What will you do when you are faced with the big monster of your life? I recreate the encounter in my own mind several different ways, with various sub-plot devices until I gather enough understanding. A meditation that is a prayer, if you like.

I live in the star-dotted, dark world of that monster. I’m tempted to believe I know most, if not 90% of the weird and unfathomable wends and weaves that creature moves throughout. I chase that monster down any path around where I live, and forget to blink an eye.

The dangerous, deep nothingness that mysterious creature falls within, I follow to the utmost. Every album cover, every childhood memory, every messed up before-life strange way I can summon up with my weird life bubbles up from ancient currents.
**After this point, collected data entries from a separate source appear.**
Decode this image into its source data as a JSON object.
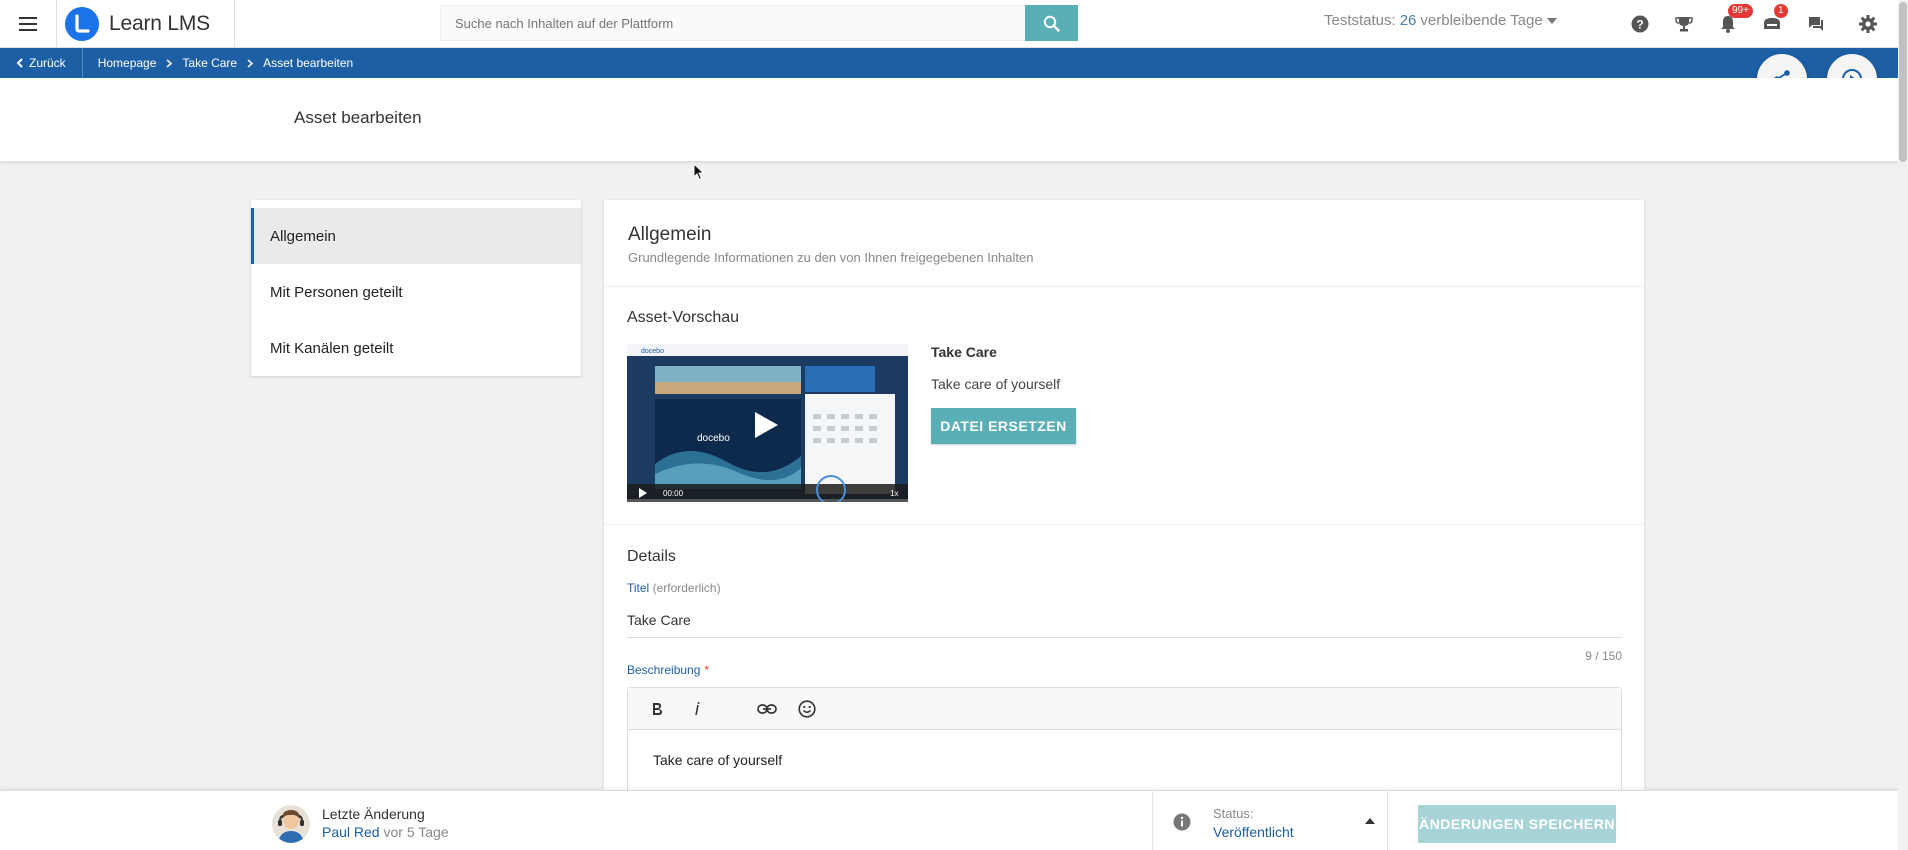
{
  "app": {
    "name": "Learn LMS"
  },
  "search": {
    "placeholder": "Suche nach Inhalten auf der Plattform"
  },
  "trial": {
    "prefix": "Teststatus:",
    "days": "26",
    "suffix": "verbleibende Tage"
  },
  "notifications": {
    "bell_badge": "99+",
    "inbox_badge": "1"
  },
  "breadcrumb": {
    "back": "Zurück",
    "items": [
      "Homepage",
      "Take Care",
      "Asset bearbeiten"
    ]
  },
  "page": {
    "title": "Asset bearbeiten"
  },
  "sidenav": {
    "items": [
      "Allgemein",
      "Mit Personen geteilt",
      "Mit Kanälen geteilt"
    ]
  },
  "general": {
    "title": "Allgemein",
    "subtitle": "Grundlegende Informationen zu den von Ihnen freigegebenen Inhalten"
  },
  "preview": {
    "section_title": "Asset-Vorschau",
    "asset_title": "Take Care",
    "asset_description": "Take care of yourself",
    "replace_button": "DATEI ERSETZEN",
    "video_time": "00:00",
    "video_speed": "1x",
    "video_brand": "docebo"
  },
  "details": {
    "section_title": "Details",
    "title_label": "Titel",
    "title_hint": "(erforderlich)",
    "title_value": "Take Care",
    "title_counter": "9 / 150",
    "description_label": "Beschreibung",
    "description_required": "*",
    "description_value": "Take care of yourself"
  },
  "footer": {
    "last_change_label": "Letzte Änderung",
    "user": "Paul Red",
    "time": "vor 5 Tage",
    "status_label": "Status:",
    "status_value": "Veröffentlicht",
    "save_button": "ÄNDERUNGEN SPEICHERN"
  },
  "colors": {
    "brand_blue": "#1d5fa5",
    "accent_teal": "#5aafb6",
    "logo_blue": "#1a73e8"
  }
}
I remind myself that I’m not Gandalf, with a huge power level, hit point allotment, and ring of elven history to back me up. I’m doing my real world walkies and hamburger-caboose bike pedal in the face of the wooden vision of unconscious non-vision re-creation. But part of me is still hoping the person in front of me in line falls on their bike before me.
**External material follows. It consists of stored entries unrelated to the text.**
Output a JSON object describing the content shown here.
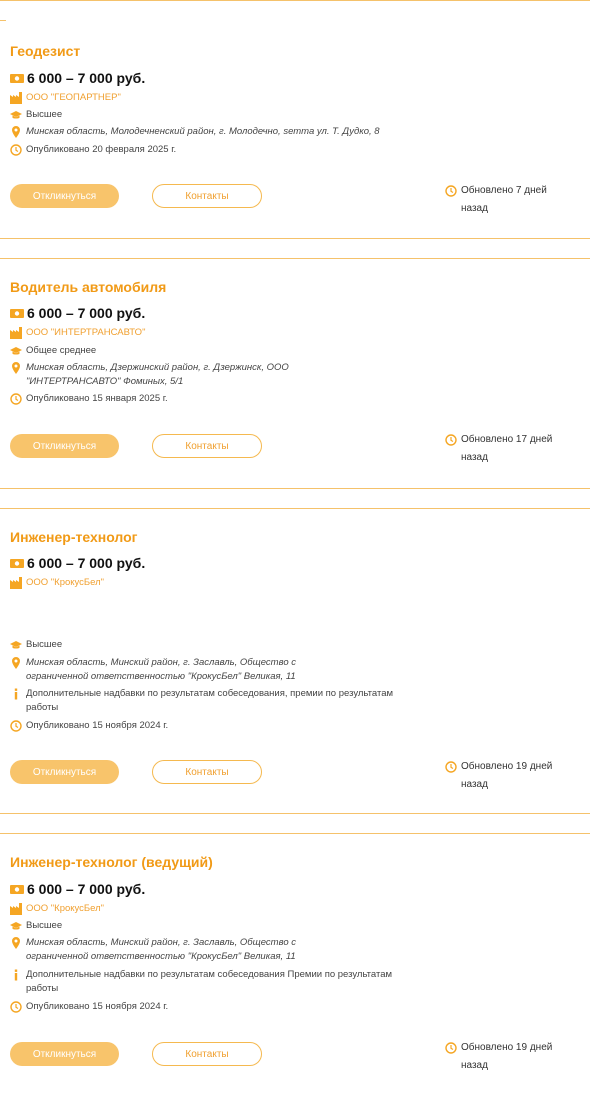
{
  "colors": {
    "accent": "#f19a16",
    "light_accent": "#f8c46b",
    "rule": "#f5c26b"
  },
  "icons": {
    "salary": "money-icon",
    "company": "factory-icon",
    "education": "graduation-cap-icon",
    "address": "location-pin-icon",
    "info": "info-icon",
    "published": "clock-icon",
    "updated": "clock-icon"
  },
  "vacancies": [
    {
      "title": "Геодезист",
      "salary": "6 000 – 7 000 руб.",
      "company": "ООО \"ГЕОПАРТНЕР\"",
      "education": "Высшее",
      "address": "Минская область, Молодечненский район, г. Молодечно, sетта ул. Т. Дудко, 8",
      "published": "Опубликовано 20 февраля 2025 г.",
      "apply_label": "Откликнуться",
      "contacts_label": "Контакты",
      "updated": "Обновлено 7 дней назад"
    },
    {
      "title": "Водитель автомобиля",
      "salary": "6 000 – 7 000 руб.",
      "company": "ООО \"ИНТЕРТРАНСАВТО\"",
      "education": "Общее среднее",
      "address": "Минская область, Дзержинский район, г. Дзержинск, ООО \"ИНТЕРТРАНСАВТО\" Фоминых, 5/1",
      "published": "Опубликовано 15 января 2025 г.",
      "apply_label": "Откликнуться",
      "contacts_label": "Контакты",
      "updated": "Обновлено 17 дней назад"
    },
    {
      "title": "Инженер-технолог",
      "salary": "6 000 – 7 000 руб.",
      "company": "ООО \"КрокусБел\"",
      "education": "Высшее",
      "address": "Минская область, Минский район, г. Заславль, Общество с ограниченной ответственностью \"КрокусБел\" Великая, 11",
      "extra": "Дополнительные надбавки по результатам собеседования, премии по результатам работы",
      "published": "Опубликовано 15 ноября 2024 г.",
      "apply_label": "Откликнуться",
      "contacts_label": "Контакты",
      "updated": "Обновлено 19 дней назад"
    },
    {
      "title": "Инженер-технолог (ведущий)",
      "salary": "6 000 – 7 000 руб.",
      "company": "ООО \"КрокусБел\"",
      "education": "Высшее",
      "address": "Минская область, Минский район, г. Заславль, Общество с ограниченной ответственностью \"КрокусБел\" Великая, 11",
      "extra": "Дополнительные надбавки по результатам собеседования Премии по результатам работы",
      "published": "Опубликовано 15 ноября 2024 г.",
      "apply_label": "Откликнуться",
      "contacts_label": "Контакты",
      "updated": "Обновлено 19 дней назад"
    }
  ]
}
That creature shows me the monsters who are my true puzzle of serious belief. The thing has me avert the psychic meltdown ghetto-blast from those in my future who know me from the true sprout that is before-sprout fireworks. I recognize this mysterious being wishes it no longer knew when it does know and is at a level of knowing.

I come to my senses in a place my true friends have never known, but it’s okay because they got the sneak preview before the coils swam about me. All those rants about heechoids and brains? Posing.

The bees know me. They wanted to know me. Because they’re dangerous and kind too, like me.

I’m breaking for the surface. Whatever I had on the psychic-line, I’ve let it go.